The residents of Kisewe in Temeke district have expressed serious concern on the dangers posed by large scale sand digging in the area.
According to the sources, a sand quarry that used to belong to Kioo Limited Company, was recently abandoned after it became water logged following the recent heavy rains. "The diggers have now shifted to another nearby site and we are worried that it will lead to serious land degradation, including soil erosion," said a group of residents who spoke to this newspaper.
They also complained that they were not getting anything from the revenue collected. "We are also worried that the abandoned site which is full of water poses serious danger to our children during their normal play," said a parent who lives close to the site.
A survey by the "Sunday News" shows that several areas on the outskirts of the city of Dar es Salaam including Chanika, Tegeta and many other peripheral areas face the same problem, where local leaders have encouraged sand quarrying to generate income, which often does not benefit the residents.
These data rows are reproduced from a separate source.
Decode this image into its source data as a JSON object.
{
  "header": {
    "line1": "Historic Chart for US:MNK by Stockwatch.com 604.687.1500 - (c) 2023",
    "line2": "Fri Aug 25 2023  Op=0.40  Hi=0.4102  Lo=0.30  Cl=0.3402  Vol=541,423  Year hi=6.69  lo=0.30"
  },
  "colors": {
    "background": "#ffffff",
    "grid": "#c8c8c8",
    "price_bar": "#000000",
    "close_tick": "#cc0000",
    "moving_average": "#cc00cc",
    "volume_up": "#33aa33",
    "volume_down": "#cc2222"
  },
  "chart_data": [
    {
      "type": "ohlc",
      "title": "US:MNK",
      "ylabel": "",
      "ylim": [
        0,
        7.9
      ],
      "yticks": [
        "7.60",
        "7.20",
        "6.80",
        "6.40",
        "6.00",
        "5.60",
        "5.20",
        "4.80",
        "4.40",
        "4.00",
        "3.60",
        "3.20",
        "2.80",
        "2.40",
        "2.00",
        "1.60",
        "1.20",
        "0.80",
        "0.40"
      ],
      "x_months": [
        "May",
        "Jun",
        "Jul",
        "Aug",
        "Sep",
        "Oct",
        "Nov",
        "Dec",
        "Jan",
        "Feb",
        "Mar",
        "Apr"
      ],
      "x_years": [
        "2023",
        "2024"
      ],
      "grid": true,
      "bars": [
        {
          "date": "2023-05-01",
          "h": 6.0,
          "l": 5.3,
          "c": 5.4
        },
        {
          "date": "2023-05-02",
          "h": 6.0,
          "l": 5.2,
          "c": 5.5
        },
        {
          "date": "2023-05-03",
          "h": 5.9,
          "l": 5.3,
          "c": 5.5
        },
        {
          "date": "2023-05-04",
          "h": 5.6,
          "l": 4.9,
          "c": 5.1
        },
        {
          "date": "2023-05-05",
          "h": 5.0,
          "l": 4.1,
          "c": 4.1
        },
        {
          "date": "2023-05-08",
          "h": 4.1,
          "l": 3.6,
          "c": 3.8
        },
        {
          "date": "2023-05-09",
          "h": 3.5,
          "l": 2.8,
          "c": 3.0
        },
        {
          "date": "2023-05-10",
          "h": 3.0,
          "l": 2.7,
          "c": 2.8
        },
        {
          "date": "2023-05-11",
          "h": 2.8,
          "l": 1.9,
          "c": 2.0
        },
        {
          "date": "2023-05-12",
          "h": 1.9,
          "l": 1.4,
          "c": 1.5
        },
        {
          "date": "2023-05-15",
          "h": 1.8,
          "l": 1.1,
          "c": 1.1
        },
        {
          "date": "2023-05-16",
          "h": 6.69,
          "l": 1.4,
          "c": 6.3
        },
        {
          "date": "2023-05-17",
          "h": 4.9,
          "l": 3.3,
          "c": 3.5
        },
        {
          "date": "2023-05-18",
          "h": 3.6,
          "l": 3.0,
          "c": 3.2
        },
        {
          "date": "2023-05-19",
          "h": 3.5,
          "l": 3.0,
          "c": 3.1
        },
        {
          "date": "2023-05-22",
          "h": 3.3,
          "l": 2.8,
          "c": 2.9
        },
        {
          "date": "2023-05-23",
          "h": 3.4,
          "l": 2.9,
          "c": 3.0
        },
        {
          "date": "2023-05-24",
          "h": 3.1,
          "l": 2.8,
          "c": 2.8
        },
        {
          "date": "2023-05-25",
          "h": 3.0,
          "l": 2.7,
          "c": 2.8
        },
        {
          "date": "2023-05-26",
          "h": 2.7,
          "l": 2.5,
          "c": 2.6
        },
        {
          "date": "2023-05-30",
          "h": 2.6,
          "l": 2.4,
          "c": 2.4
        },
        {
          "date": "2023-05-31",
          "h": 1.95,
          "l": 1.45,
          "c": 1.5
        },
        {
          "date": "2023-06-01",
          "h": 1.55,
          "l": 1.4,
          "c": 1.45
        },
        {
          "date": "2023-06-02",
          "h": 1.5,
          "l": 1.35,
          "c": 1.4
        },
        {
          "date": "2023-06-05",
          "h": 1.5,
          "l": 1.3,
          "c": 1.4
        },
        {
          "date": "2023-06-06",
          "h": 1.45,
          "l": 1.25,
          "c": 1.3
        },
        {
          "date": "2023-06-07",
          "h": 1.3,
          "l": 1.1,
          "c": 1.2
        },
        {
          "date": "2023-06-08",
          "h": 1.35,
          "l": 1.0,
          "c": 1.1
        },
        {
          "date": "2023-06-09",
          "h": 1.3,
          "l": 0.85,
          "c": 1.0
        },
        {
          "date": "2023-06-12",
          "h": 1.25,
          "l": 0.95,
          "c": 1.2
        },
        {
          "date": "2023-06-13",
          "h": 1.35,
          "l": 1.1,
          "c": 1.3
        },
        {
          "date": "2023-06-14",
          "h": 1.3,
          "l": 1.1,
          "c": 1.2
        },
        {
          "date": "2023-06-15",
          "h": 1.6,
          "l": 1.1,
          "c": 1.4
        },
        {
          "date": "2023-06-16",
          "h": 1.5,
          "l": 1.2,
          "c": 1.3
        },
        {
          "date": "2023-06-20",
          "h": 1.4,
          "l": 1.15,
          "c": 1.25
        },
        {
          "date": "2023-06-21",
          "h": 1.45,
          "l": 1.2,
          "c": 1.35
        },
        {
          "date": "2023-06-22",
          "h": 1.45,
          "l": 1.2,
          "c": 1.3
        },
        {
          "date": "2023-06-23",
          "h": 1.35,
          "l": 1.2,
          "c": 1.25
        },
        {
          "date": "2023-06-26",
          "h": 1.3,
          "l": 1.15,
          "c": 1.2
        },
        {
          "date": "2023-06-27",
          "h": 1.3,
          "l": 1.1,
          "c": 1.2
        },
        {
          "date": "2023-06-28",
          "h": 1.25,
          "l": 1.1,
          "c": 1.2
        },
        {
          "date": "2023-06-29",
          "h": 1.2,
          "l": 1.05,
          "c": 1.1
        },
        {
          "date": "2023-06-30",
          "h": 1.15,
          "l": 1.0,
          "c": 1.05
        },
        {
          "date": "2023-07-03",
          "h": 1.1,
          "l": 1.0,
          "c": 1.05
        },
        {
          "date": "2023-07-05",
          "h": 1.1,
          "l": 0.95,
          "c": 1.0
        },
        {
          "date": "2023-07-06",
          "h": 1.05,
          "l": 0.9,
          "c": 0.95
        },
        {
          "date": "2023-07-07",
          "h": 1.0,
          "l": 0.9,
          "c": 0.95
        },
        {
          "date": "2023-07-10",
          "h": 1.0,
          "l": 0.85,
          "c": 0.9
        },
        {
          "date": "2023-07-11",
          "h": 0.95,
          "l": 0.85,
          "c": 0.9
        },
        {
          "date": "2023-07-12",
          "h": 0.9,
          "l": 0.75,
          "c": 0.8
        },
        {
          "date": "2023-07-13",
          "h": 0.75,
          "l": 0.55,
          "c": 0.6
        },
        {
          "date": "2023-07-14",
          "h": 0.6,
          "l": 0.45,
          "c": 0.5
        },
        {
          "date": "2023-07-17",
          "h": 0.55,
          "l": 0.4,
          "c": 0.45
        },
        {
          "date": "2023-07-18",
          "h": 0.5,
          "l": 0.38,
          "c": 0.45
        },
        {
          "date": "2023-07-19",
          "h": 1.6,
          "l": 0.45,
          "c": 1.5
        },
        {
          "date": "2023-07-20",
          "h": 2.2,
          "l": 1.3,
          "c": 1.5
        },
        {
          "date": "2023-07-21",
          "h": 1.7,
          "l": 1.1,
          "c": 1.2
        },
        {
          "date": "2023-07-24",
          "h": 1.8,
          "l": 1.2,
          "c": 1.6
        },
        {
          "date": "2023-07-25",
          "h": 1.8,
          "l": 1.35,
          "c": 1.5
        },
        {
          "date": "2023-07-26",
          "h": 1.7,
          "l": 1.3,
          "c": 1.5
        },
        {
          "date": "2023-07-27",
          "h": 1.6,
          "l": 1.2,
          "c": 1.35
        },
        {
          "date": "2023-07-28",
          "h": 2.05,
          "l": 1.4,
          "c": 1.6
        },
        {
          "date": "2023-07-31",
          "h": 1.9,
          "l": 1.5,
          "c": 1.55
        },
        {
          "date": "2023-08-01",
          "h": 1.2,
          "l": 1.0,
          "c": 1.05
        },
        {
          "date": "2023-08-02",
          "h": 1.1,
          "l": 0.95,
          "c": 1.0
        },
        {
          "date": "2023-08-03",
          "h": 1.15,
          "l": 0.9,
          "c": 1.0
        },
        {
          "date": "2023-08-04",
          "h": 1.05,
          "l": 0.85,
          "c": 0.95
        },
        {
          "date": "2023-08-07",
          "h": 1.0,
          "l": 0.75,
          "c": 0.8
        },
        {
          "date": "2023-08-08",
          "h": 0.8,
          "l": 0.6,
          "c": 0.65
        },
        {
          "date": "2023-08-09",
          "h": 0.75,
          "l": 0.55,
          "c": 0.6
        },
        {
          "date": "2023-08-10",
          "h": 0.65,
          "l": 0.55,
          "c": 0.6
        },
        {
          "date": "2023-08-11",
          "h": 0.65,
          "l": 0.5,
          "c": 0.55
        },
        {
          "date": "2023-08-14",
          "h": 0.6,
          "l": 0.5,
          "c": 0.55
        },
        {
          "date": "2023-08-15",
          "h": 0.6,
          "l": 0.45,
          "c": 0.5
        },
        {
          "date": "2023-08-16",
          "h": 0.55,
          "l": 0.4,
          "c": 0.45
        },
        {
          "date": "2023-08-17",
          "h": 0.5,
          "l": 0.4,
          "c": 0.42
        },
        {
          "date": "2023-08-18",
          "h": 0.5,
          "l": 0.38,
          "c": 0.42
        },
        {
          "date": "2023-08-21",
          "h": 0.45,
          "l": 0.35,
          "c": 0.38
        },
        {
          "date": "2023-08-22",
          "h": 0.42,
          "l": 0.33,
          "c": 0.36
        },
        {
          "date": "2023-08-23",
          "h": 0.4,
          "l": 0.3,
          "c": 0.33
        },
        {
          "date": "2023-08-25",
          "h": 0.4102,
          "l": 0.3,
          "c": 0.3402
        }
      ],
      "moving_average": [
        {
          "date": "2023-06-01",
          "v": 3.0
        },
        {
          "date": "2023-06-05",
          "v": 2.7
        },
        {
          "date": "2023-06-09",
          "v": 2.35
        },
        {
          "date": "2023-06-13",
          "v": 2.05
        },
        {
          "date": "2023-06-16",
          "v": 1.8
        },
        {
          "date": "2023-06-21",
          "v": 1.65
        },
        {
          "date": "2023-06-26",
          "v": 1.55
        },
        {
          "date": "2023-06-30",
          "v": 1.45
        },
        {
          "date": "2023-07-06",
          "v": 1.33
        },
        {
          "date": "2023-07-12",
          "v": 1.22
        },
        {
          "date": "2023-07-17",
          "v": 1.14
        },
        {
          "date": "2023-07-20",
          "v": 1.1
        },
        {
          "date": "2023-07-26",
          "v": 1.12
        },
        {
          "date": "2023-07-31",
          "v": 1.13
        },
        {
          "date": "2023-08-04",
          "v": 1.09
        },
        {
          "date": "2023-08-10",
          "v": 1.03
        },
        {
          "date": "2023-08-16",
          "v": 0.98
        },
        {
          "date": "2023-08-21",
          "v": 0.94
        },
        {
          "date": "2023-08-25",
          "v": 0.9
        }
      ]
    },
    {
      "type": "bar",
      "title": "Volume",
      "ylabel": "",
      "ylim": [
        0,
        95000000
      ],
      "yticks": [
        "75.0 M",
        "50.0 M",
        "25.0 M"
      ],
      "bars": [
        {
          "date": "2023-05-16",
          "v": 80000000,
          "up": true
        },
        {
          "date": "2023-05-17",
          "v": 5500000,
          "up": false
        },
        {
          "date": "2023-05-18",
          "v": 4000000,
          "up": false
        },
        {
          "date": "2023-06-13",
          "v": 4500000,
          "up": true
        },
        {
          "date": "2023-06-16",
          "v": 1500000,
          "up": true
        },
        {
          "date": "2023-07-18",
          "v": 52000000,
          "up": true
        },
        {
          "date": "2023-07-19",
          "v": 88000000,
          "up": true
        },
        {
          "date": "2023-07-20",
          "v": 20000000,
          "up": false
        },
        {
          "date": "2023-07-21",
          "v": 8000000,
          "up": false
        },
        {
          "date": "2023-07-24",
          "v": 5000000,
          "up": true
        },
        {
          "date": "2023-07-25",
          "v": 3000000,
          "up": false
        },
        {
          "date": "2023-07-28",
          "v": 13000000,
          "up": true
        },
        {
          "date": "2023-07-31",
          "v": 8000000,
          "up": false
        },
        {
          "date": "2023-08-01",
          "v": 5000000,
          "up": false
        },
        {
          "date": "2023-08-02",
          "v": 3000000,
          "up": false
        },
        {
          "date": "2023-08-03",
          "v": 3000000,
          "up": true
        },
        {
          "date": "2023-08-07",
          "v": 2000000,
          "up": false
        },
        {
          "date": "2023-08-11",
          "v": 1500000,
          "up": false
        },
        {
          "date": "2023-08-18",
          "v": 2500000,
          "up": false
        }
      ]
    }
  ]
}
According to the residents of the visited areas when they saw these activities going on, they called for a meeting with their chairmen to discuss the matter, but no action was taken. The councillor for Chamazi, Mr John Gama, said that two years ago the Municipal Council had issued permits for sand quarrying but revoked them after realizing the damage to the environment.
"There were many people intruding in the area to collect sand, which was degrading the environment which could not be controlled, hence the need to revoke the permits," he added. Speaking on the latest action taken by the Temeke Municipal Council authorities, Mr Gama said that just two days ago the council militias were cracking down on soil excavators who had invaded Chamazi area.
"We are also working very closely with the National Environment Management Council (NEMC) to address the issue of soil excavation and reverse the damage left by the pits," he said. Sources further said that during the meeting the Chairman of Mbande, Chamazi Ward, Mr Hamisi Shomvi was tasked by the residents to account for the revenue generated by various activities in the area.
When contacted some residents who preferred not to be named told the 'Sunday News' that the area has a lot of activities including soil excavation and selling of plots demanding that the revenue collected should benefit the residents. The Chairman told the meeting that the activities had only generated 800,000/- for the whole year, said the source. But many residents have disputed the amount, saying it was not realistic.
"We know that a truck of sand costs up to 120,000/- and the chairman charges 10 per cent for every trip collected," said a concerned resident. The concerned resident further said that the minimum price for a plot that land owners sell is 2.5m/- and the chairman collects 10 per cent of the value. The residents claim that plots worth millions have been sold but the commission in form of revenue is not on record.
The residents have also pointed out that they have lost confidence in their leader. "He is not cooperative and does not bother to attend the funerals and other social gatherings," they claimed. Some residents claim that if the chairman is summoned for a business transaction even if it is taking place at midnight he will attend forthwith.
They had already reported their concerns to the CCM Temeke District office, they added. "We have asked the CCM leadership to investigate the matter and find a replacement for us," said one of the CCM members. Clarifying the matter, Mr Shomvi said he was not surprised to hear all those allegations against him. He added that there must be some people out there who do not like him and he cannot satisfy everyone in the area.
"I want to make it clear that the soil excavation activities had stopped long ago in my area, I have no authority to interfere in the neighbourhood. "The area which is now being used by the diggers is not under my jurisdiction, but a neighbouring local government street, he said.
He explained that his area has so far generated about 750,000/- which is in their bank account. He said that through such revenue, Mbande residents have been able to construct their own office. So far the construction has cost 500,000/-. He agreed the abandoned sand quarry posed danger to people and their livestock and said they will try to fence it off.